Ethereum post-quantum protection costs just 7 cents per account

Editorial illustration for: Ethereum can quantum-proof accounts for 7 cents, says Kohaku lead

In brief

  • SPHINCS- adapts NIST post-quantum standard to reduce Ethereum verification costs
  • No hard fork required; offers bridge to future quantum-resistant solutions
  • Ethereum accounts can be quantum-protected for approximately $0.07 each

The SPHINCS- approach

The proposal adapts SPHINCS+, a post-quantum signature standard developed by the US National Institute of Standards and Technology, to work more efficiently on Ethereum. The approach aims to reduce onchain verification costs without requiring a protocol change or precompile, making it deployable under current network rules.

Consigny described SPHINCS- as a bridge toward a future post-quantum signature system dubbed leanSPHINCS, which aims to further reduce verification costs through aggregation. This staged approach allows Ethereum to address quantum threats incrementally rather than waiting for a comprehensive hard fork that could take years to develop and deploy.

Why quantum threats matter now

The proposal seeks to address the long-term risk of a quantum threat to Ethereum's Elliptic Curve Digital Signature Algorithm with a cost-efficient solution that may be deployed before a dedicated hard fork is developed. Quantum computers theoretically pose an existential risk to current cryptography standards—a threat that's no longer purely theoretical.

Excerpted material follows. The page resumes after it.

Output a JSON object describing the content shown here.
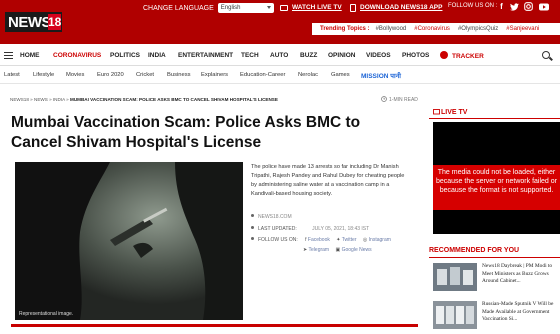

In April, post-quantum startup Project Eleven awarded a prize to researcher Giancarlo Lelli for using a quantum computer to break a 15-bit elliptic-curve key. Lelli derived the private key from a public key using a variant of Shor's algorithm, a quantum computing technique that theoretically poses a threat to the type of cryptography used by Bitcoin.

The scale of exposure is substantial. According to Glassnode, approximately 1.92 million Bitcoin, representing nearly 10% of the total supply, are considered structurally unsafe in a future quantum attack scenario. Another 4.12 million BTC, or 20.6% of the supply, are classified as operationally unsafe due to key or address management practices.